Peter Hutchinson
John Gibson Gallery
Peter Hutchinson showed his animate science-fiction landscapes in both scale models and photo-montages at the John Gibson Gallery. In the models, Hutchinson creates three types of encapsulated botanical or chemically self-contained and self-generating environments which flourish inside of hooked test tubes or glass cylinders and are set into fantastically contrasting natural landscapes. Inorganic, decaying, and primitive growths like molds, algae and mosses, or crystal-yielding chemical solutions proliferate within the enclosed tubes, which are surrounded by volcano, desert, or arctic scenes and terrains in the photo-montage projects as well as in the simulated but functioning models. Some of them will eventually he realized in immense full-scale proportions on actual sites which approximate those of the fantastic looking plans. The chemistry and biology of these tiny but complete life cycle environments are carefully worked out by Hutchinson, who seems to be as well versed in plant life as he is in the proportional disjunctions of the classic science-fiction set.

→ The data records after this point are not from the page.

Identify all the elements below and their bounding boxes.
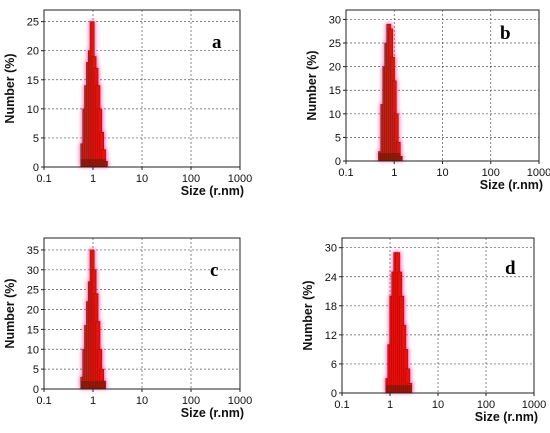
y-axis-label: Number (%) bbox=[301, 280, 315, 350]
panel-label: d bbox=[505, 258, 516, 279]
y-tick-label: 25 bbox=[329, 38, 341, 50]
y-tick-label: 15 bbox=[329, 85, 341, 97]
y-tick-label: 10 bbox=[27, 344, 39, 356]
y-tick-label: 0 bbox=[331, 388, 337, 400]
bar-layer bbox=[80, 249, 106, 390]
x-tick-label: 0.1 bbox=[36, 173, 51, 185]
y-tick-label: 12 bbox=[325, 330, 337, 342]
y-tick-label: 6 bbox=[331, 359, 337, 371]
y-tick-label: 30 bbox=[325, 243, 337, 255]
y-tick-label: 30 bbox=[329, 14, 341, 26]
x-tick-label: 10 bbox=[136, 395, 148, 407]
y-tick-label: 0 bbox=[33, 384, 39, 396]
x-axis-label: Size (r.nm) bbox=[181, 406, 244, 420]
y-tick-label: 20 bbox=[27, 46, 39, 58]
y-tick-label: 10 bbox=[329, 109, 341, 121]
y-tick-label: 5 bbox=[33, 364, 39, 376]
x-tick-label: 100 bbox=[477, 399, 495, 411]
y-tick-label: 20 bbox=[27, 305, 39, 317]
x-tick-label: 0.1 bbox=[334, 399, 349, 411]
x-tick-label: 1000 bbox=[228, 395, 252, 407]
y-tick-label: 25 bbox=[27, 17, 39, 29]
bar-layer bbox=[385, 252, 413, 394]
panel-label: a bbox=[212, 32, 222, 53]
x-tick-label: 10 bbox=[436, 167, 448, 179]
x-tick-label: 0.1 bbox=[338, 167, 353, 179]
x-tick-label: 1 bbox=[90, 173, 96, 185]
y-tick-label: 15 bbox=[27, 324, 39, 336]
bar-layer bbox=[80, 21, 108, 168]
x-axis-label: Size (r.nm) bbox=[480, 178, 543, 192]
y-tick-label: 5 bbox=[335, 132, 341, 144]
y-tick-label: 25 bbox=[27, 285, 39, 297]
x-tick-label: 1000 bbox=[522, 399, 546, 411]
bar-base bbox=[398, 156, 403, 161]
x-tick-label: 1000 bbox=[228, 173, 252, 185]
y-tick-label: 10 bbox=[27, 104, 39, 116]
x-tick-label: 1000 bbox=[527, 167, 550, 179]
x-tick-label: 0.1 bbox=[36, 395, 51, 407]
x-tick-label: 100 bbox=[182, 173, 200, 185]
y-tick-label: 15 bbox=[27, 75, 39, 87]
bar-base bbox=[103, 161, 108, 167]
y-axis-label: Number (%) bbox=[3, 53, 17, 123]
x-axis-label: Size (r.nm) bbox=[475, 410, 538, 424]
x-tick-label: 1 bbox=[387, 399, 393, 411]
y-tick-label: 0 bbox=[33, 162, 39, 174]
y-tick-label: 35 bbox=[27, 245, 39, 257]
x-tick-label: 1 bbox=[90, 395, 96, 407]
x-tick-label: 10 bbox=[432, 399, 444, 411]
x-tick-label: 1 bbox=[391, 167, 397, 179]
y-axis-label: Number (%) bbox=[3, 278, 17, 348]
y-tick-label: 20 bbox=[329, 62, 341, 74]
bar-base bbox=[101, 381, 106, 389]
panel-label: c bbox=[210, 260, 218, 281]
x-tick-label: 100 bbox=[482, 167, 500, 179]
panel-label: b bbox=[500, 23, 511, 44]
y-axis-label: Number (%) bbox=[305, 50, 319, 120]
y-tick-label: 18 bbox=[325, 301, 337, 313]
y-tick-label: 0 bbox=[335, 156, 341, 168]
x-axis-label: Size (r.nm) bbox=[181, 184, 244, 198]
x-tick-label: 100 bbox=[182, 395, 200, 407]
y-tick-label: 24 bbox=[325, 272, 337, 284]
bar-base bbox=[407, 385, 412, 393]
x-tick-label: 10 bbox=[136, 173, 148, 185]
y-tick-label: 5 bbox=[33, 133, 39, 145]
y-tick-label: 30 bbox=[27, 265, 39, 277]
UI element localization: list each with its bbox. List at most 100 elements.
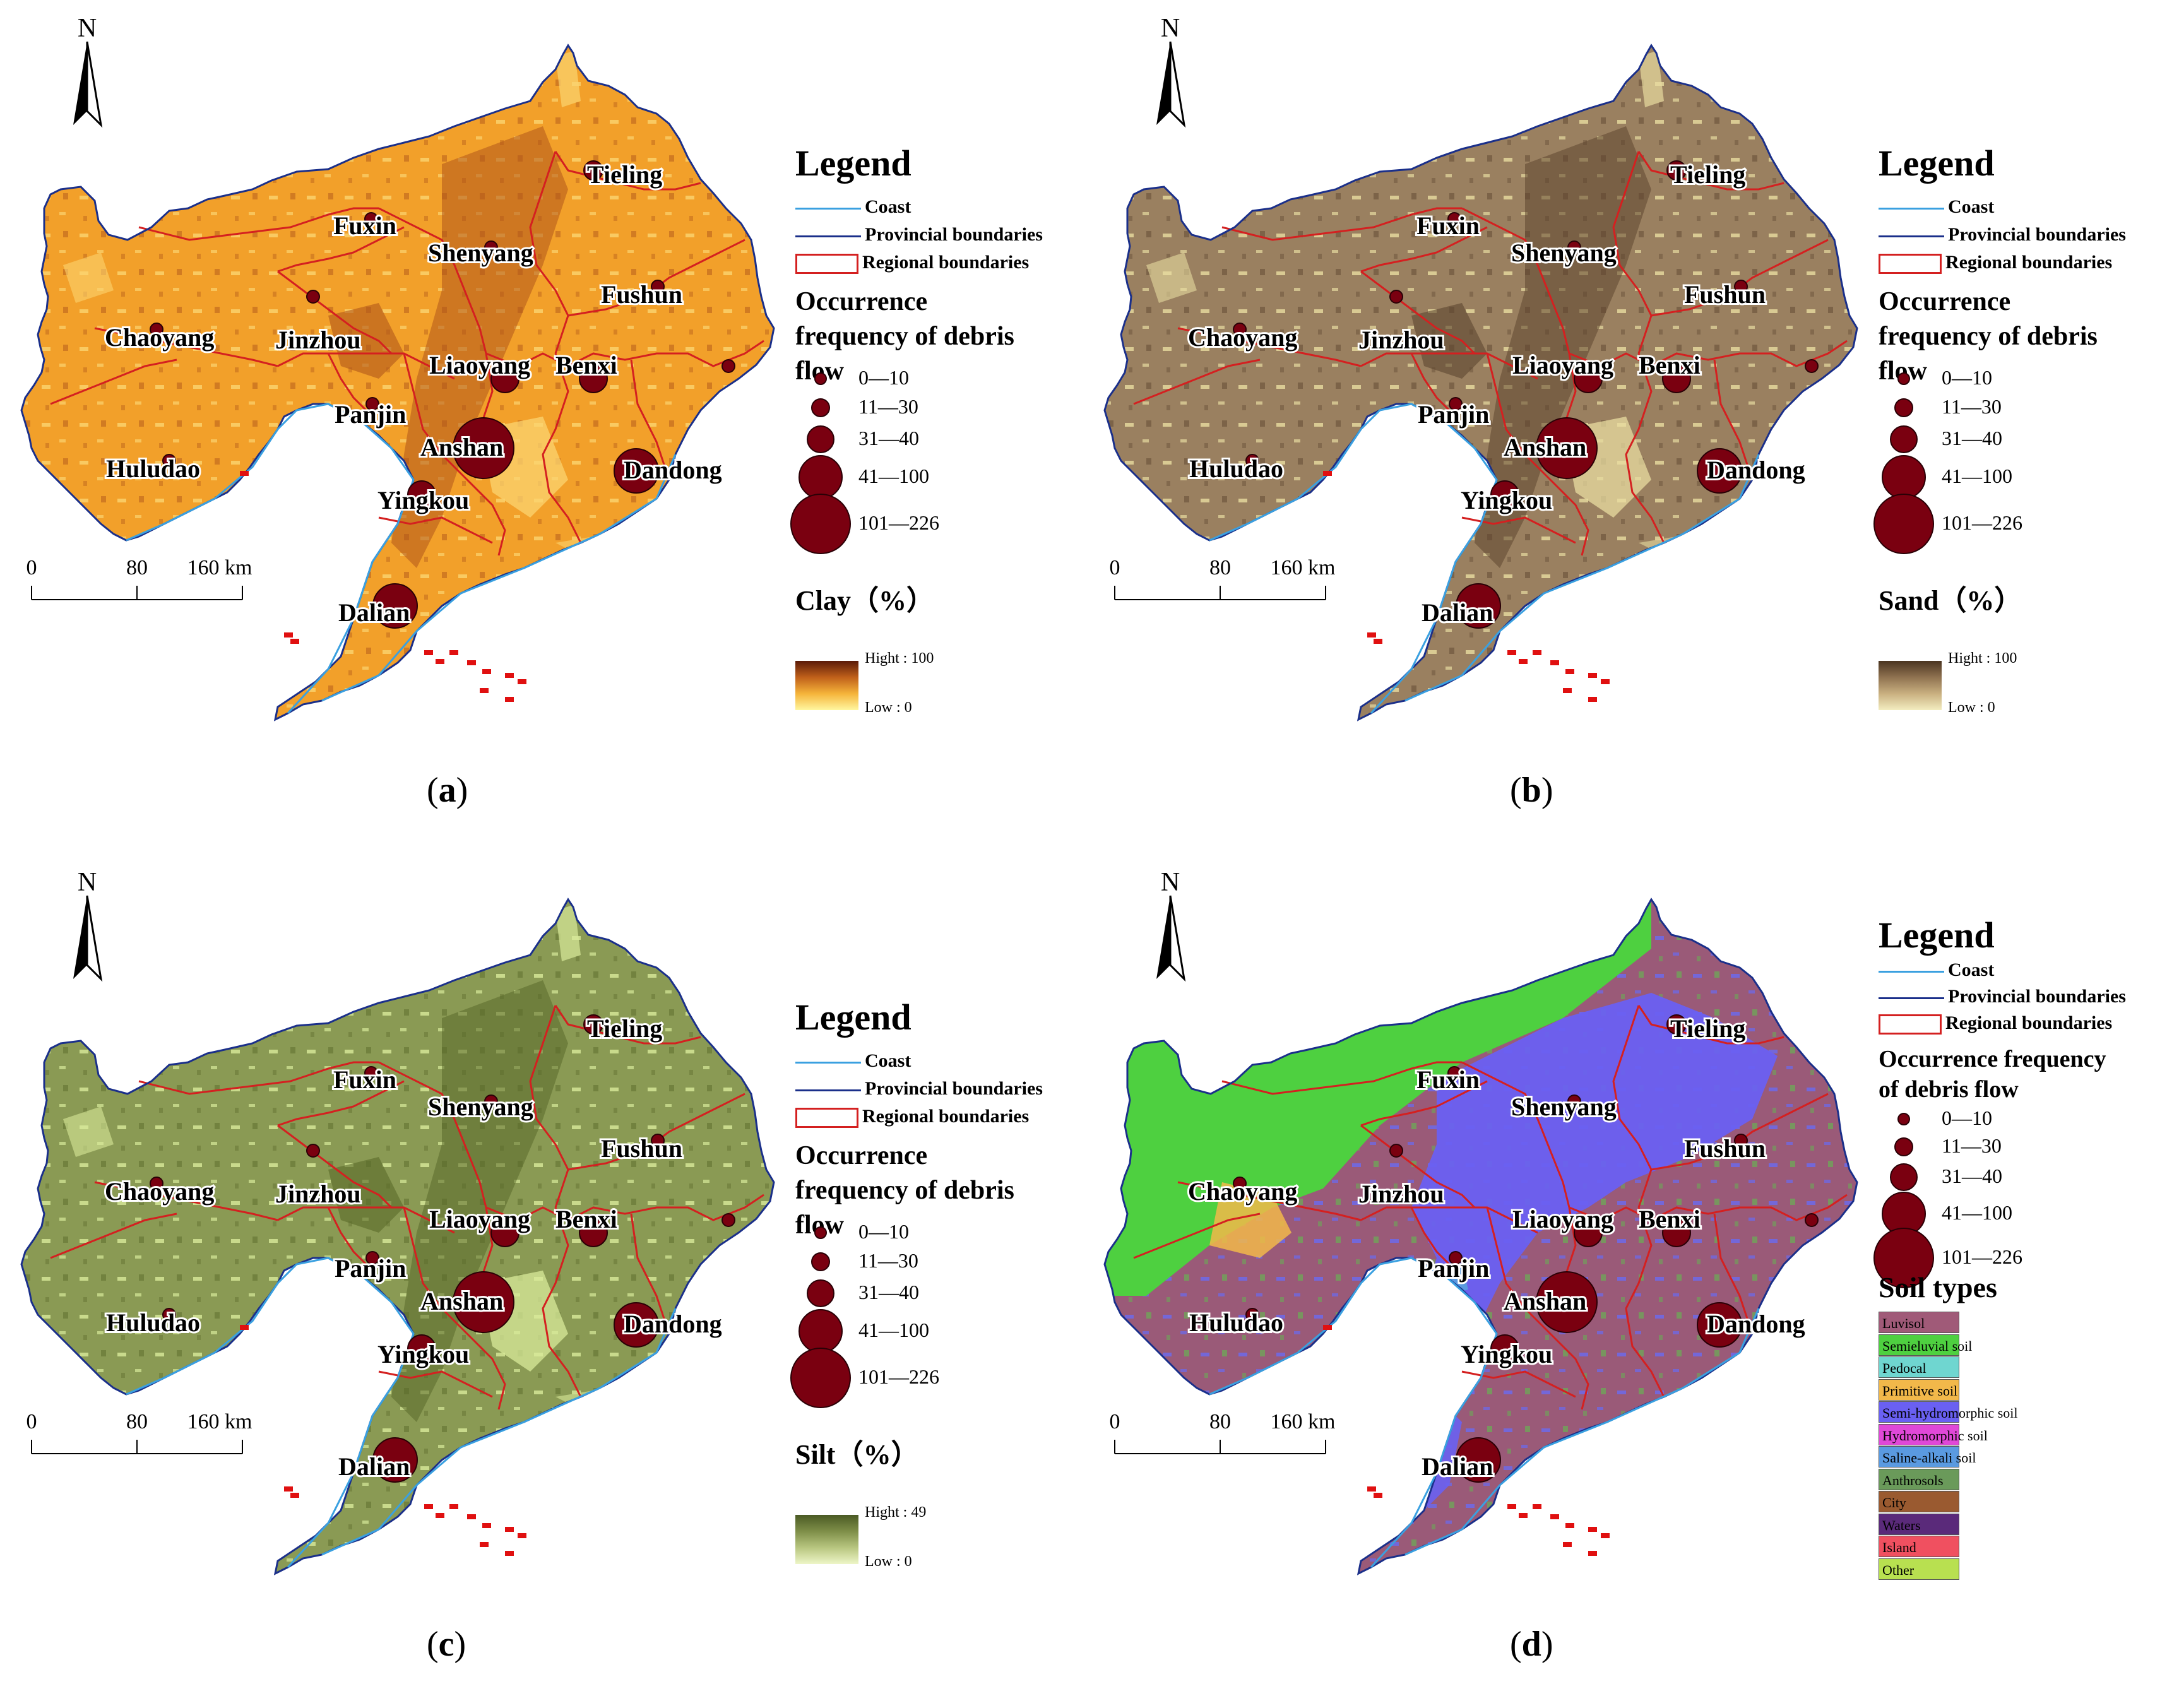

What is especially enjoyable about these impossible looking projects is their wryly humorous juxtaposition and variation of scale and environments: contrasts between the artificial hothouse or test tube naturalism and the incredible but actual geography and ecology of the planned sites (glacial lakes, slopes of inactive volcanoes, mesa-desert turf, etc.) exhibit an originality of visual detailing as well as of a conceptual and formal scheme. I have the feeling that Hutchinson is well aware of his involvement with the picturesque (cf. Tillim’s article in Artforum, December, 1968), as he certainly admits to the fictive charm of his ecological combinations and geological projections. For some reason I find these models and photographs a bit less pretentious than other earthwork proposals and ideal systems speculated on or executed by some of Hutchinson’s colleagues (Smithson, Oppenheim, Heizer, et. al.). That he is content to simply call his showing “landscapes” rather than to dream up some pseudo-sculptural pedigreed misnomer, or to apply a scientistic label to his imagined constructions and visual documents, suggests that perhaps Hutchinson is more realistic about what he is doing.